As he stood on stage in Charleston, his campaign released his 2010 income tax returns, which showed he paid roughly 31.6 percent of his adjusted income in taxes, giving about 2 percent to charity. Gingrich criticized rival Romney — who is worth more than $250 million — this week for saying he paid only 15 percent.
Gingrich gave $81,133 in cash or checks to charities, about 2.6 percent of his income. That is considerably less than the average of $259,692 that households earning at least $2 million a year gave to charities in 2009, according to research from the Center on Philanthropy at Indiana University.
Personal financial disclosure forms filed last summer show Gingrich is worth more than $6.5 million. He reported at least $500,000 in assets from Gingrich Productions, his media company that produces books and films.
Two days before the pivotal South Carolina primary, Gingrich's political and private life were clashing just as new polls showed him rising as he looks to overtake Romney in the third state to weigh in on the presidential race. Gingrich has seen his crowds grow in recent days after a strong performance in a debate Monday.
It was unclear how the new revelations from Marianne Gingrich would play in a state where religious and socially conservative voters hold sway. The interview's mere existence shines a spotlight on a part of Gingrich's past that could turn off Republican voters in a state filled with religious and cultural conservatives who may cringe at his two divorces and acknowledged marital infidelities.
Marianne Gingrich has said Gingrich proposed to her before the divorce from his first wife was final in 1981; they were married six months later. Her marriage to Gingrich ended in divorce in 2000, and Gingrich has admitted he'd already taken up with Bisek, the former congressional aide who would become his third wife.
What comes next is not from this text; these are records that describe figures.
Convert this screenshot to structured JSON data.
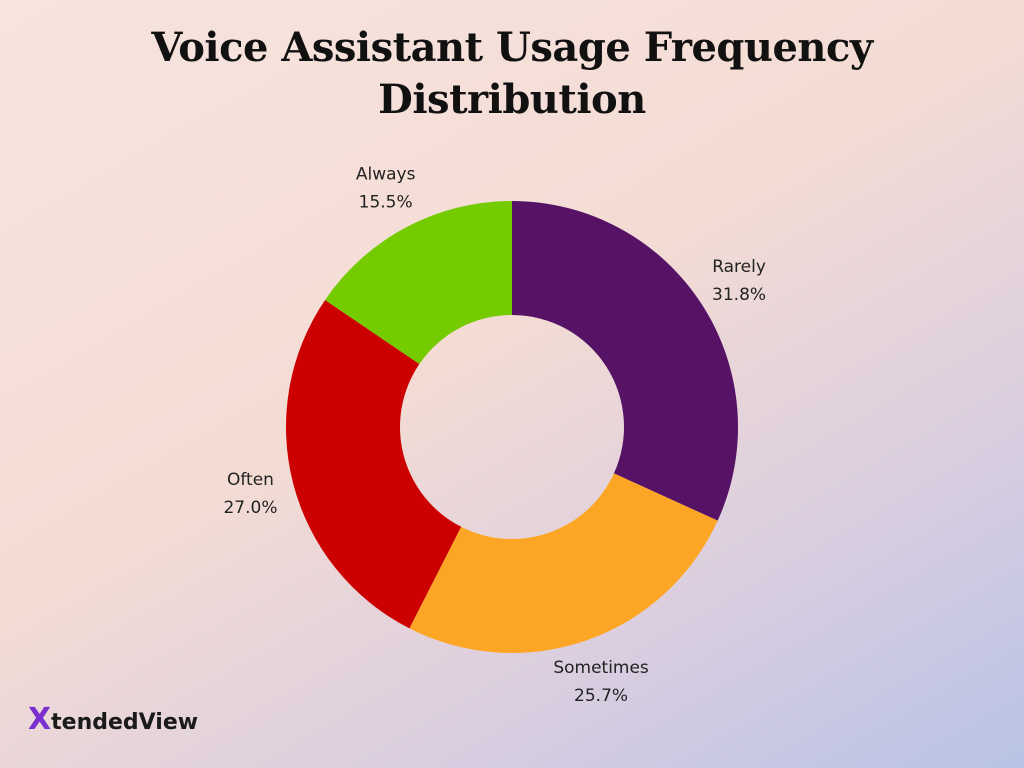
{
  "chart_data": {
    "type": "donut",
    "title": "Voice Assistant Usage Frequency Distribution",
    "categories": [
      "Rarely",
      "Sometimes",
      "Often",
      "Always"
    ],
    "values": [
      31.8,
      25.7,
      27.0,
      15.5
    ],
    "value_labels": [
      "31.8%",
      "25.7%",
      "27.0%",
      "15.5%"
    ],
    "colors": [
      "#561366",
      "#fda626",
      "#cc0000",
      "#74cc00"
    ]
  },
  "logo": {
    "mark": "X",
    "text": "tended",
    "brand": "View"
  }
}
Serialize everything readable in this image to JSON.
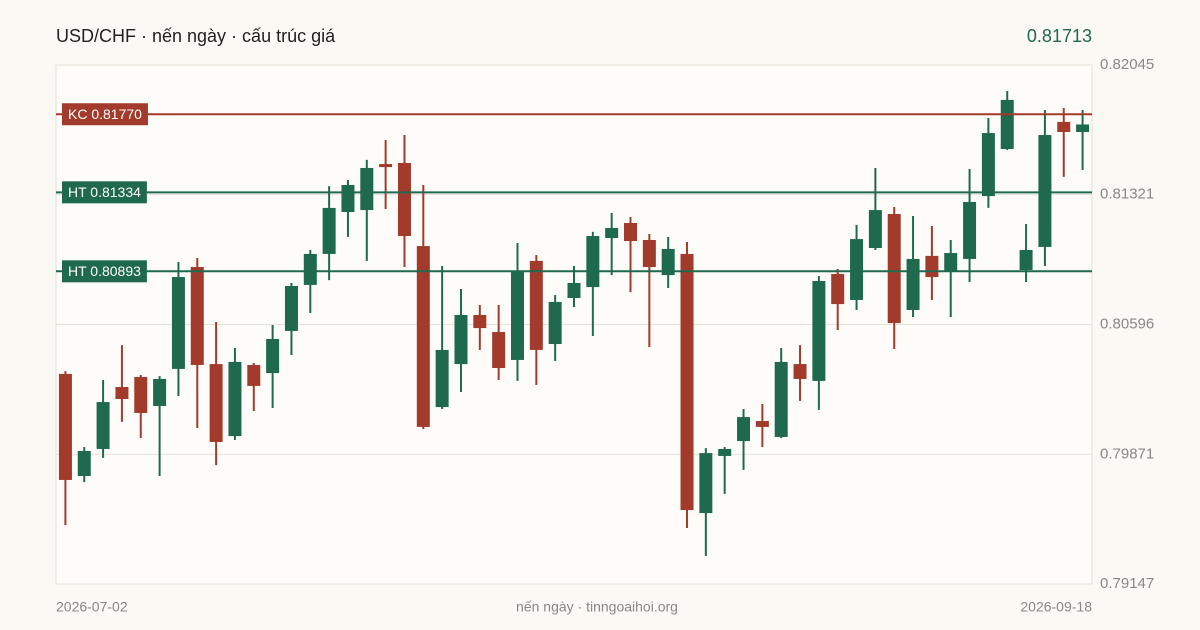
{
  "chart_data": {
    "type": "candlestick",
    "title": "USD/CHF · nến ngày · cấu trúc giá",
    "last_price": 0.81713,
    "footer": "nến ngày · tinngoaihoi.org",
    "categories": [
      "2026-07-02",
      null,
      null,
      null,
      null,
      null,
      null,
      null,
      null,
      null,
      null,
      null,
      null,
      null,
      null,
      null,
      null,
      null,
      null,
      null,
      null,
      null,
      null,
      null,
      null,
      null,
      null,
      null,
      null,
      null,
      null,
      null,
      null,
      null,
      null,
      null,
      null,
      null,
      null,
      null,
      null,
      null,
      null,
      null,
      null,
      null,
      null,
      null,
      null,
      null,
      null,
      null,
      null,
      null,
      "2026-09-18"
    ],
    "open": [
      0.8032,
      0.7975,
      0.79901,
      0.80247,
      0.80303,
      0.80141,
      0.80348,
      0.80917,
      0.80375,
      0.79973,
      0.8037,
      0.80325,
      0.8056,
      0.80817,
      0.8099,
      0.81224,
      0.81235,
      0.81492,
      0.81498,
      0.81034,
      0.80135,
      0.80375,
      0.80649,
      0.80554,
      0.80398,
      0.80951,
      0.80487,
      0.80744,
      0.80805,
      0.81079,
      0.81163,
      0.81068,
      0.80872,
      0.8099,
      0.79543,
      0.79862,
      0.79945,
      0.80057,
      0.79968,
      0.80375,
      0.80281,
      0.80878,
      0.80733,
      0.81023,
      0.81213,
      0.80677,
      0.80979,
      0.80895,
      0.80962,
      0.81313,
      0.81576,
      0.809,
      0.81029,
      0.81727,
      0.81671
    ],
    "high": [
      0.80336,
      0.79912,
      0.80286,
      0.80481,
      0.80314,
      0.80308,
      0.80945,
      0.80967,
      0.8061,
      0.80465,
      0.80381,
      0.80593,
      0.80828,
      0.81012,
      0.81369,
      0.81403,
      0.81515,
      0.81626,
      0.81654,
      0.81375,
      0.80923,
      0.80794,
      0.80705,
      0.80705,
      0.81051,
      0.80984,
      0.80761,
      0.80923,
      0.81113,
      0.81219,
      0.81196,
      0.81101,
      0.81085,
      0.81057,
      0.79906,
      0.79912,
      0.80124,
      0.80152,
      0.80465,
      0.80481,
      0.80867,
      0.80906,
      0.81152,
      0.8147,
      0.81252,
      0.81202,
      0.81146,
      0.81068,
      0.81464,
      0.81749,
      0.819,
      0.81157,
      0.81794,
      0.81805,
      0.81794
    ],
    "low": [
      0.79476,
      0.79716,
      0.79851,
      0.80052,
      0.79962,
      0.7975,
      0.80197,
      0.80018,
      0.79811,
      0.79951,
      0.80113,
      0.8013,
      0.80426,
      0.8066,
      0.80844,
      0.81085,
      0.80951,
      0.81241,
      0.80917,
      0.80012,
      0.80124,
      0.80219,
      0.80454,
      0.80286,
      0.80281,
      0.80258,
      0.80392,
      0.80694,
      0.80532,
      0.80872,
      0.80777,
      0.8047,
      0.808,
      0.7946,
      0.79303,
      0.7965,
      0.79784,
      0.79912,
      0.79962,
      0.80169,
      0.80119,
      0.80565,
      0.80677,
      0.81012,
      0.80459,
      0.80638,
      0.80733,
      0.80638,
      0.80833,
      0.81247,
      0.8157,
      0.80833,
      0.80923,
      0.8142,
      0.81459
    ],
    "close": [
      0.79728,
      0.7989,
      0.80163,
      0.8018,
      0.80102,
      0.80292,
      0.80861,
      0.8037,
      0.7994,
      0.80387,
      0.80253,
      0.80515,
      0.80811,
      0.8099,
      0.81247,
      0.81375,
      0.8147,
      0.81475,
      0.8109,
      0.80024,
      0.80454,
      0.80649,
      0.80576,
      0.80353,
      0.80895,
      0.80454,
      0.80722,
      0.80828,
      0.8109,
      0.81135,
      0.81062,
      0.80917,
      0.81018,
      0.7956,
      0.79878,
      0.79901,
      0.80079,
      0.80024,
      0.80387,
      0.80292,
      0.80839,
      0.8071,
      0.81073,
      0.81235,
      0.80604,
      0.80962,
      0.80861,
      0.80995,
      0.8128,
      0.81665,
      0.8185,
      0.81012,
      0.81654,
      0.81671,
      0.81713
    ],
    "up_color": "#1f6a4e",
    "down_color": "#a23b2b",
    "ylim": [
      0.79147,
      0.82045
    ],
    "yticks": [
      0.82045,
      0.81321,
      0.80596,
      0.79871,
      0.79147
    ],
    "grid": true,
    "levels": [
      {
        "label": "KC 0.81770",
        "value": 0.8177,
        "color": "#a23b2b"
      },
      {
        "label": "HT 0.81334",
        "value": 0.81334,
        "color": "#1f6a4e"
      },
      {
        "label": "HT 0.80893",
        "value": 0.80893,
        "color": "#1f6a4e"
      }
    ]
  }
}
The speaker who pilloried then President Bill Clinton for his affair with Monica Lewinsky was himself having an affair at the time.
Earlier in the day, a Gingrich spokesman suggested, like Gingrich's daughters did a day earlier, that Marianne Gingrich's comments may be suspect given the emotional toll divorce takes on everyone involved.
"Divorces are very tough and people have very different recollections of how things happen," R.C. Hammond said.
Equally uncertain was whether Gingrich would get a boost from Perry's endorsement, given that the Texas governor had little support in the state, and get conservative voters to coalesce behind his candidacy. Complicating Gingrich's effort is another conservative, Rick Santorum, who threatens to siphon his support.
A CNN/Time South Carolina poll released Wednesday showed Gingrich in second place with support from 23 percent of likely primary voters, having gained 5 percentage points in the past two weeks. Romney led in the poll with 33 percent, but he had slipped some since the last survey. Santorum was third, narrowly ahead of Texas Rep. Ron Paul and well ahead of Perry.
Regardless of the South Carolina outcome, Gingrich was making plans to compete in Florida's primary on Jan. 31.
Confidence exuded from Gingrich, who rose in Iowa only to be knocked off course after sustaining $3 million in attack ads from an outside group that supports Romney. Gingrich posted dismal showings in both Iowa and New Hampshire.
By the time the race turned to South Carolina, he was back on course — and criticizing Romney as a social moderate who is timid about attacking the nation's economic troubles.
Ray Henry in Atlanta and Jack Gillum in Washington contributed to this report.